Zachée veut « voir qui était Jésus ». Sa motivation première semble être la curiosité. Il a entendu parler de cet homme. Mais sa quête est entravée. La foule fait écran. On ne peut pas voir Jésus quand on reste dans la foule, dans l’anonymat, dans l’opinion commune. Pour voir, Zachée doit s’extraire, prendre de la hauteur, au risque du ridicule. Il grimpe. Il se met en position d’observateur. Il veut voir sans être vu, un désir profondément humain. Il veut maîtriser l’information, saisir le phénomène Jésus de son point de vue élevé.

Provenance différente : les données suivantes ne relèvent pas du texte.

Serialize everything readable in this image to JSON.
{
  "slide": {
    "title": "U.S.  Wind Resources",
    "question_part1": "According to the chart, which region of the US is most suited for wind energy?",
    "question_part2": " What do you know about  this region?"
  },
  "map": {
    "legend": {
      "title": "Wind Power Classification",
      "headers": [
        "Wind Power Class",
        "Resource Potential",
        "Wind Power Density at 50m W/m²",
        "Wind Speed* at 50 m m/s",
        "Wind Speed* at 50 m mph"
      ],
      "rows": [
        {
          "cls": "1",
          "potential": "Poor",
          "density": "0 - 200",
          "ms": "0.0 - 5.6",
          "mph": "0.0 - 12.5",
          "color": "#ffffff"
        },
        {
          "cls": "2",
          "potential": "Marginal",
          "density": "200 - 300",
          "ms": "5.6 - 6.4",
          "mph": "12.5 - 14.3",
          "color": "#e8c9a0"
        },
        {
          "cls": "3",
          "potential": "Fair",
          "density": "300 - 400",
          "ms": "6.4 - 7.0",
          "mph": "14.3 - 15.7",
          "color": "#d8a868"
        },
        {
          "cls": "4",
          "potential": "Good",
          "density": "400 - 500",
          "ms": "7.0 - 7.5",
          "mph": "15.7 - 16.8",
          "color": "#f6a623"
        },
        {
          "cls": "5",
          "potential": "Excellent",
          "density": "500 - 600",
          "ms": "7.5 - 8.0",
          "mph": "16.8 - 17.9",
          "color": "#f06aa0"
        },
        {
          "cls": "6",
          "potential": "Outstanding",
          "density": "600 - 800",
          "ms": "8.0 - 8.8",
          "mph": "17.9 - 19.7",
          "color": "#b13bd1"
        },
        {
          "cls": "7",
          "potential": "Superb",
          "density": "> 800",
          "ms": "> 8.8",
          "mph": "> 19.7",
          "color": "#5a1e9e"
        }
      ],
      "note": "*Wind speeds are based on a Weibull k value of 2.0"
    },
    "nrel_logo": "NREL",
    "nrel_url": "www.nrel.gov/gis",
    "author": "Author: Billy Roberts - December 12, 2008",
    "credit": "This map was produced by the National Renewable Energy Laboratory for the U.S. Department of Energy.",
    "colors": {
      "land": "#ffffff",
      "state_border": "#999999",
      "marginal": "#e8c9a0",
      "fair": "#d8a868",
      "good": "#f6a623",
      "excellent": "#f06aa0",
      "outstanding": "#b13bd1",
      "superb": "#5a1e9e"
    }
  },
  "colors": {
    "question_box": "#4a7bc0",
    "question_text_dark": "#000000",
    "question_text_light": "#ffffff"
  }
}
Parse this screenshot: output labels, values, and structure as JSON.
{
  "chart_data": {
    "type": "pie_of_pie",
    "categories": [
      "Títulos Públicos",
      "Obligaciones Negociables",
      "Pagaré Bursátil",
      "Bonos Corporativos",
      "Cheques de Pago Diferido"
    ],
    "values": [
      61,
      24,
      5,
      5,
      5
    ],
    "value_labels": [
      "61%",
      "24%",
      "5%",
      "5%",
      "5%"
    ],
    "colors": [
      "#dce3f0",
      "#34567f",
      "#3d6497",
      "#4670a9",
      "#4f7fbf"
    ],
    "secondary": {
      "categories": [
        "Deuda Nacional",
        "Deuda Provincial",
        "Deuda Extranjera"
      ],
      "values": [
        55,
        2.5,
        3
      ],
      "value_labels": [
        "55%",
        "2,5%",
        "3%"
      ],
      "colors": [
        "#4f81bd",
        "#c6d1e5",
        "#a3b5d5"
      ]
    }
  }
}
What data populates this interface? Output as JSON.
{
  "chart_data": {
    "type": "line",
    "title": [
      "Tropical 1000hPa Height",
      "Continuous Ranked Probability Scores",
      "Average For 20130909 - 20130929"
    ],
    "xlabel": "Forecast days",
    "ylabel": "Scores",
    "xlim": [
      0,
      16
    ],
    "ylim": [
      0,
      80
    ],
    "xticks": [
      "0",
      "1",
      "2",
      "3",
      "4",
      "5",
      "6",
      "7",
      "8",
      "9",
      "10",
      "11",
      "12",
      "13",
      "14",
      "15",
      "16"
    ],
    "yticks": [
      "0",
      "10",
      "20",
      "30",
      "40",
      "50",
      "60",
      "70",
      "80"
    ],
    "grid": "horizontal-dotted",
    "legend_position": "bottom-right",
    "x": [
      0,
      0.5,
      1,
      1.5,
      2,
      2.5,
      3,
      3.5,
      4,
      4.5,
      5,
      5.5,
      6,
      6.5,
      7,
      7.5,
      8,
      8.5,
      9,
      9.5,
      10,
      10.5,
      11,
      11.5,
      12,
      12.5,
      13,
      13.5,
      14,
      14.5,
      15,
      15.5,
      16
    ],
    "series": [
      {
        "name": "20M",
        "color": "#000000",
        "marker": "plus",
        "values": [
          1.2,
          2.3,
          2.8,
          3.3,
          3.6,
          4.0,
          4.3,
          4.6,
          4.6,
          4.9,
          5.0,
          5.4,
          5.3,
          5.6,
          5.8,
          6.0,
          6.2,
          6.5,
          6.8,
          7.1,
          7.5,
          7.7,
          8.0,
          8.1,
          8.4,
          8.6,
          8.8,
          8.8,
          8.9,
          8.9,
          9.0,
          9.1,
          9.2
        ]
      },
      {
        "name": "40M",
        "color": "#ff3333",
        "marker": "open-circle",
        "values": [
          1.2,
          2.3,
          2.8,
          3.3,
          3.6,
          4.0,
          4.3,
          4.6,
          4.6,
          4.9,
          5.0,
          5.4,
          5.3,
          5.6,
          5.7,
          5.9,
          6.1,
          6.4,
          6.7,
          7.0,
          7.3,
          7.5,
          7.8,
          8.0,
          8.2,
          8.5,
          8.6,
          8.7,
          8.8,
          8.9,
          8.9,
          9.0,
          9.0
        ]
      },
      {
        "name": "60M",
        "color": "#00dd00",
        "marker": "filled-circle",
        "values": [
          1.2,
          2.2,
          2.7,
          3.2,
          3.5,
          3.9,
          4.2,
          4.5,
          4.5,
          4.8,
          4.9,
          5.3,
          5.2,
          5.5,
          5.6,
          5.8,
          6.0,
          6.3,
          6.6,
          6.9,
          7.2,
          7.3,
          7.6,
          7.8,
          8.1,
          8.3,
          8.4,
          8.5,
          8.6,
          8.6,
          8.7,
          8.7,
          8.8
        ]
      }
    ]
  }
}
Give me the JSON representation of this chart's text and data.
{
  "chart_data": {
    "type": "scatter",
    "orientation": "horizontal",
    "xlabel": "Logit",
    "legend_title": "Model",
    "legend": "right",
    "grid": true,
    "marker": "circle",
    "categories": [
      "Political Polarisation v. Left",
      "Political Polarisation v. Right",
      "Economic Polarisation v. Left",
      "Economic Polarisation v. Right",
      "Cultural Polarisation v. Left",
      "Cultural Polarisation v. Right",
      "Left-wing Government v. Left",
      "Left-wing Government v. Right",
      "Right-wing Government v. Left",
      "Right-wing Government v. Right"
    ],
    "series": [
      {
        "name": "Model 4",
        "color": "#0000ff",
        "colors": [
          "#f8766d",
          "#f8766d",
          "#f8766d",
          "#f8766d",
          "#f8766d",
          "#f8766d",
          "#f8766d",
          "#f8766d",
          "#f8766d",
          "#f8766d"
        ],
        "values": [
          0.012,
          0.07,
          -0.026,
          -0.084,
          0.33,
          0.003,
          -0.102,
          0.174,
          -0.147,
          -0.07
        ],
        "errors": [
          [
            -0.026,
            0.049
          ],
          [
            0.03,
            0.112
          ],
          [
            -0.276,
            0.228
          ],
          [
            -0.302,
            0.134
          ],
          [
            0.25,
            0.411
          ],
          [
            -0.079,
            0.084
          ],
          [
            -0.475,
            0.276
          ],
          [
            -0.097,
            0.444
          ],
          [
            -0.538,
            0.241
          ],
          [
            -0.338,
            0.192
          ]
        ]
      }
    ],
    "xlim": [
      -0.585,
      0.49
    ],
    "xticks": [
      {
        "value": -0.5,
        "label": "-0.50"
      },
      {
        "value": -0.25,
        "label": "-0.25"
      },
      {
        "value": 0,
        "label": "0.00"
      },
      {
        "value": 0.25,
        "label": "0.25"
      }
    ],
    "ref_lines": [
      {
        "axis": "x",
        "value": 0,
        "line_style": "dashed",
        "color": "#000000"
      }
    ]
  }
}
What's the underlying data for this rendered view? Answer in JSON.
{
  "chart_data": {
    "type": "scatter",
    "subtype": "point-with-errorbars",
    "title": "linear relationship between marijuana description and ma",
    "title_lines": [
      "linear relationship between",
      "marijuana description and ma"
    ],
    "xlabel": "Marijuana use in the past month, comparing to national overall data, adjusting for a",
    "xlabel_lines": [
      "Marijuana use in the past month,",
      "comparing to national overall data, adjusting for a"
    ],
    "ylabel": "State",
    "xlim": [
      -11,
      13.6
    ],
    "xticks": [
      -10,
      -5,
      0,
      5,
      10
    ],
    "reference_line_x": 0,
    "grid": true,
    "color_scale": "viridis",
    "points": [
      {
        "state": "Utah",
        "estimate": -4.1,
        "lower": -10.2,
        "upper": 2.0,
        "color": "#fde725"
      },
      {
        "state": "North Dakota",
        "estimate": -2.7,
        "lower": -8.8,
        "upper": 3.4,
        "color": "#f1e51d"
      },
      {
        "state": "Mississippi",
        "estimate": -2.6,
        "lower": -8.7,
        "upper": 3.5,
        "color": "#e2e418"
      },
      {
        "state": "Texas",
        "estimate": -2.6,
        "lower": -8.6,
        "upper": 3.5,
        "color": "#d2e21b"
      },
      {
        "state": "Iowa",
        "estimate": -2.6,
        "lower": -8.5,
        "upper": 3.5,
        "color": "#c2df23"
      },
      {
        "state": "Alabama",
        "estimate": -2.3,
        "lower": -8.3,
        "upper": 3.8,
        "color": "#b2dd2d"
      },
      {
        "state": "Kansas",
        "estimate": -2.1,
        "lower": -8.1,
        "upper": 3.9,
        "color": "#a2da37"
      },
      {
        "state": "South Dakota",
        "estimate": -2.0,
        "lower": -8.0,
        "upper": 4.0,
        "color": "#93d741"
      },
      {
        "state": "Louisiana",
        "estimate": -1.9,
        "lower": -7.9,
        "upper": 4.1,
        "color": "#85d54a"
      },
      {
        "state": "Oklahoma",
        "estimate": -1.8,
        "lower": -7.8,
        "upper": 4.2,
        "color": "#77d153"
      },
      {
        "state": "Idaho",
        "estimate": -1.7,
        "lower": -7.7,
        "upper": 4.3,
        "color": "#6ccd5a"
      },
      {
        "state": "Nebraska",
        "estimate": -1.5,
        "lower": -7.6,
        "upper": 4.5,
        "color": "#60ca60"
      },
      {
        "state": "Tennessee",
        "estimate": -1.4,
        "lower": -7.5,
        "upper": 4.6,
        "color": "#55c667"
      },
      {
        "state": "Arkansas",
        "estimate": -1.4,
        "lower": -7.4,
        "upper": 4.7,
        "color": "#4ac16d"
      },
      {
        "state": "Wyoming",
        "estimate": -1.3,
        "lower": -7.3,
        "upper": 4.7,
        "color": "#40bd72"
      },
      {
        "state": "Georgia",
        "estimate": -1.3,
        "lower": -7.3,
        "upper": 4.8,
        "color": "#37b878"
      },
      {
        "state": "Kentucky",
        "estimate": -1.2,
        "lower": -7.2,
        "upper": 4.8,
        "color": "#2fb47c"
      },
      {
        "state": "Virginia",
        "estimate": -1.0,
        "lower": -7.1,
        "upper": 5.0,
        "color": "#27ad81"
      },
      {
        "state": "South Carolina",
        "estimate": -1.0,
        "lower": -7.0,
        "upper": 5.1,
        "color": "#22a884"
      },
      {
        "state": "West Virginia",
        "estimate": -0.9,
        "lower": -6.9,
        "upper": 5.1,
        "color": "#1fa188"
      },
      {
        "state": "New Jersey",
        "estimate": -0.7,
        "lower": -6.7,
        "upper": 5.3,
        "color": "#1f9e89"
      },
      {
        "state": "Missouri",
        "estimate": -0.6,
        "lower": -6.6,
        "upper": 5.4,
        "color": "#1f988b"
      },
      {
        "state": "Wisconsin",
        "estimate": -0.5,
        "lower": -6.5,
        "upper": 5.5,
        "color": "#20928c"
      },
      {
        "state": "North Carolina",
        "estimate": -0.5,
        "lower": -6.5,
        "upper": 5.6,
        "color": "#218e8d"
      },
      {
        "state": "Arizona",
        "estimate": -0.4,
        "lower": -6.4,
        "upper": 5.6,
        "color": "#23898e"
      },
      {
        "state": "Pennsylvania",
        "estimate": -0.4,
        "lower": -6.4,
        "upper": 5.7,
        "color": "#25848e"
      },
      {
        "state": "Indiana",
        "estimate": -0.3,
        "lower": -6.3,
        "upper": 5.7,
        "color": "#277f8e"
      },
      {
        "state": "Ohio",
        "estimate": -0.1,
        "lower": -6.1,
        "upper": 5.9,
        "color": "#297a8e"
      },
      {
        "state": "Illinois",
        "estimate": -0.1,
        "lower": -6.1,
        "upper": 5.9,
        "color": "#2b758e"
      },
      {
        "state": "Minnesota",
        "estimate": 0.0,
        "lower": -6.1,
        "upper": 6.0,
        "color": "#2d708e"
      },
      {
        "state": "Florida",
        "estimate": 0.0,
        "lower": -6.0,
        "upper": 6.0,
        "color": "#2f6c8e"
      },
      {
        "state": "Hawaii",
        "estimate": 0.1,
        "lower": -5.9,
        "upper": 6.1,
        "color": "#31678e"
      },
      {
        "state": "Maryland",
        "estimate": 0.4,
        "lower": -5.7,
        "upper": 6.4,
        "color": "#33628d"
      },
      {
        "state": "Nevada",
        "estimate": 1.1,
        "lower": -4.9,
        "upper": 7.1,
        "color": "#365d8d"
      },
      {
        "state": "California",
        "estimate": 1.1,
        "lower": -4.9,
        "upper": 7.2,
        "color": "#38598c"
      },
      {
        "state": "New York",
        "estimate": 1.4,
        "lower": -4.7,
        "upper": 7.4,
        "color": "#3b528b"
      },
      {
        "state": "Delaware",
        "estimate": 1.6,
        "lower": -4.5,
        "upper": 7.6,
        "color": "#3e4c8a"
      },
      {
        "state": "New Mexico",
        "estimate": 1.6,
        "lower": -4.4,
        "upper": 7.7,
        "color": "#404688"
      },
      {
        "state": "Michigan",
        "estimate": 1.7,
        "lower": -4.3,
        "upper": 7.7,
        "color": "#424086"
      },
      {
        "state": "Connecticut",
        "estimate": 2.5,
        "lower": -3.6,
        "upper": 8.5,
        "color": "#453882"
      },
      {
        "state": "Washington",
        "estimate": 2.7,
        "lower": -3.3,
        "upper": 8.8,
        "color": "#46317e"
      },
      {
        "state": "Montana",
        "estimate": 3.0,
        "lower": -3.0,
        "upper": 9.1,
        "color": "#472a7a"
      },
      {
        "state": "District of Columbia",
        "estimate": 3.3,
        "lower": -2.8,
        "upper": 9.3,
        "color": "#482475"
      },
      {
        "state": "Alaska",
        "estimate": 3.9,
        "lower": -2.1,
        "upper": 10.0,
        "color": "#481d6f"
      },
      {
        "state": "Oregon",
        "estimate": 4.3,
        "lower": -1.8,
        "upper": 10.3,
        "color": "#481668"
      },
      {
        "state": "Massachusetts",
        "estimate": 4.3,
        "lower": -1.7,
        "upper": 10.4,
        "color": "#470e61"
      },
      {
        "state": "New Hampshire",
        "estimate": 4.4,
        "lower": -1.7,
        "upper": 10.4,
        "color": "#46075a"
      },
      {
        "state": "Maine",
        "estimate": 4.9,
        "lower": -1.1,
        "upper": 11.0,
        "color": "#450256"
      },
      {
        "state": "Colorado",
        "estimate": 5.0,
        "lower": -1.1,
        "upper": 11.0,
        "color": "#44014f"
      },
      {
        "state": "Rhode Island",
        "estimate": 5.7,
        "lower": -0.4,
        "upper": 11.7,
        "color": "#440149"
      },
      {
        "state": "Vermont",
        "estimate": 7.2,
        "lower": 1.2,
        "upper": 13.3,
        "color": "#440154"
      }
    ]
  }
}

Mais la rencontre fait basculer la perspective. Jésus « arrive à cet endroit ». Le lieu du sycomore devient un lieu théophanique, un « lieu saint ». Et là, Jésus « lève les yeux ». C’est le renversement. Celui qui était observé devient l’observateur. Celui qui voulait voir devient celui qui est vu.

Le verbe grec anablepō (lever les yeux, regarder en haut) est d’une richesse immense. Comme nous l’avons noté, c’est le verbe de la guérison de l’aveugle Bartimée (Lc 18, 41-42), qui suppliait Jésus : « Seigneur, que je voie ! ». Jésus lui dit : « Vois (anablepson) ! Ta foi t’a sauvé. » Et aussitôt, « il vit » (aneblepsen). L’aveugle physique a retrouvé la vue.

Luc, en fin stratège littéraire, place l’épisode de Zachée, l’aveugle spirituel, juste après. Zachée, lui, ne demande rien. Il est « trop petit », il n’ose pas. Il est le riche qui, contrairement au jeune homme riche (Lc 18), n’engage même pas la conversation. Il est pécheur et le sait. Mais le même regard qui a guéri l’aveugle se pose maintenant sur lui. Jésus « lève les yeux » et, par ce simple regard, il « donne la vue » à Zachée. Il lui donne de se voir lui-même non plus comme un « chef de publicain » ou un « homme riche », mais comme « Zachée », un individu unique, digne d’être regardé, digne d’être nommé.

Ce regard de Jésus est un regard qui précède. Il n’attend pas la repentance de Zachée. Il n’attend pas sa conversion. Il le voit dans son péché, perché sur l’arbre de son désir inavoué. C’est un regard qui ne juge pas, mais qui appelle. Il ne condamne pas la « petitesse », il la rejoint. En levant les yeux, Jésus comble la distance.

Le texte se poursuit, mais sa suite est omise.